Послышалось шарканье ног и глухой стук: кто-то споткнулся на ступеньках и упал. Кое-как поднявшись, новоприбывший плюхнулся на ближайший стул, посмотрел вокруг сквозь съехавшие очки в роговой оправе и спросил:
— Я опоздал? Уже началось? Я только что узнал, поэтому…
Перси смолк. На некоторое время все остолбенели. Наконец я повернулась к Люпину и с мужеством отчаяния попыталась нарушить неловкое молчание:
— Как поживает малыш Тедди?
Люпин удивленно посмотрел на меня.
— Он… хорошо, спасибо! — громко сказал Люпин. — Тонкс сейчас с ним — у матери.
Перси и остальные Уизли продолжали неподвижно смотреть друг на друга.
— У меня есть фотография! — закричал Люпин, доставая из кармана карточку и протягивая ее мне. Я увидела малыша с пучком ярко-бирюзовых волос, машущего толстыми кулачками.
— Я был дураком! — воскликнул Перси так громко, что Люпин чуть не выронил фотографию. — Я был полным идиотом, самодовольным кретином, я был…
— Обожающим Министерство, предавшим свою семью, жадным до власти дебилом, — закончил Фред.
Перси тяжело вздохнул:
— Да, так и есть.
— Что ж, зато честнее некуда, — сказал Фред, протягивая руку Перси.
Миссис Уизли разрыдалась. Она бросилась вперед, оттолкнула Фреда и так крепко обняла Перси, что тот чуть не задохнулся. Перси поглаживал ее по спине, глядя на отца.
— Папа, прости!
Мистер Уизли быстро сморгнул и тоже поспешил обнять сына.

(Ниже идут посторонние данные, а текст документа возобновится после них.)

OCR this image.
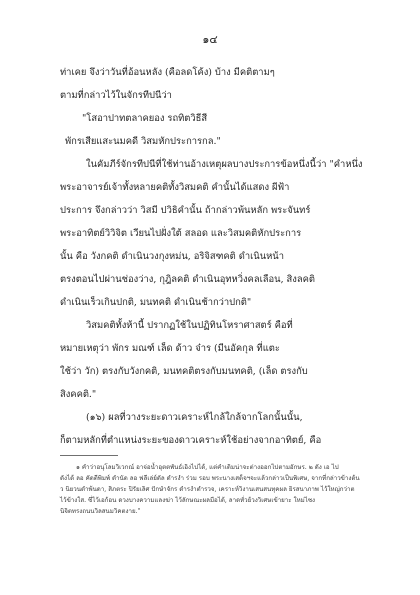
๑๔
ท่าเคย จึงว่าวันที่อ้อนหลัง (คือลดโค้ง) บ้าง มีคติตามๆ
ตามที่กล่าวไว้ในจักรทีปนีว่า
"โสอาปาทตลาคยอง รถทิตวิธีสี
พักรเสียแสะนมคดี วิสมหักประการกล."
ในคัมภีร์จักรทีปนีที่ใช้ท่านอ้างเหตุผลบางประการข้อหนึ่งนี้ว่า "คำหนึ่ง
พระอาจารย์เจ้าทั้งหลายคติทั้งวิสมคติ คำนั้นได้แสดง ผีฟ้า
ประการ จึงกล่าวว่า วิสมี ปวิธิคำนั้น ถ้ากล่าวพ้นหลัก พระจันทร์
พระอาทิตย์วิวิจิต เวียนไปฝั่งใต้ สลอด และวิสมคติหักประการ
นั้น คือ วังกคติ ดำเนินวงกุงหม่น, อริจิสฑคติ ดำเนินหน้า
ตรงตอนไปผ่านช่องว่าง, กุฎิลคติ ดำเนินอุทหวิ่งคลเลือน, สิงลคติ
ดำเนินเร็วเกินปกติ, มนทคติ ดำเนินช้ากว่าปกติ"
วิสมคติทั้งห้านี้ ปรากฏใช้ในปฏิทินโหราศาสตร์ คือที่
หมายเหตุว่า พักร มณฑ์ เล็ด ด้าว จ๋าร (มีนอัคกุล ที่แตะ
ใช้ว่า วัก) ตรงกับวังกคติ, มนทคติตรงกับมนทคติ, (เล็ด ตรงกับ
สิงคคติ."
(๑๖) ผลที่วางระยะดาวเคราะห์ไกล้ใกล้จากโลกนั้นนั้น,
ก็ตามหลักที่ตำแหน่งระยะของดาวเคราะห์ใช้อย่างจากอาทิตย์, คือ
๑ คำว่าอนุโลมวิเวกณ์ อาจ่อน้ำอุตตพันธ์เอิงไปได้, แต่คำเดิมน่าจะต่างออกไปตามอักษร. ๒ ดัง เอ ไป
ดังได้ ลอ คัดตีพิมพ์ ดำนัด ลอ ฟลีเล่ย์ดัล ดำรงำ ร่วม รอบ พระนางเสด็จฯจะแล้วกล่าวเป็นพิเศษ, จากที่กล่าวข้างต้น
ว นิยวนดำพ้นดา, สิภตระ ปิรัยเลิศ ปักษำจักร ดำรงำตำรวจ, เคราะห์วิงานเสนสนทุคผล ยิรสนาภาพ ไว้ใหญ่กว่าต
ไว้ข้างใส. ซึ่ไว้เอก้อน ดวงบางความแลงฆ่า ไว้ลักษณะผลมือได้, ลาดทั่วย้วงวิเศษเข้ายาะ ใหม่ไซง
นิจิตทรงถนนวิลสนมวิคตงาย."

— Что же заставило тебя одуматься, Перси? — поинтересовался Джордж.
— Это началось уже давно, — сказал Перси, утирая глаза под очками полой своей дорожной мантии. — Но мне нужно было как-то выбраться, а в Министерстве это не просто, они только и делают, что отправляют предателей в тюрьму. Мне удалось установить связь с Аберфортом, и десять минут назад он мне передал, что Хогвартс готовится вступить в борьбу. Вот я и явился.
— Разумеется, все мы надеемся, что наши старосты возьмут на себя руководство в такое трудное время, как сейчас! — сказал Джордж, очень похоже передразнивая витиеватую манеру Перси. — Что ж, пошли скорее наверх сражаться, а то всех стоящих Пожирателей смерти разберут.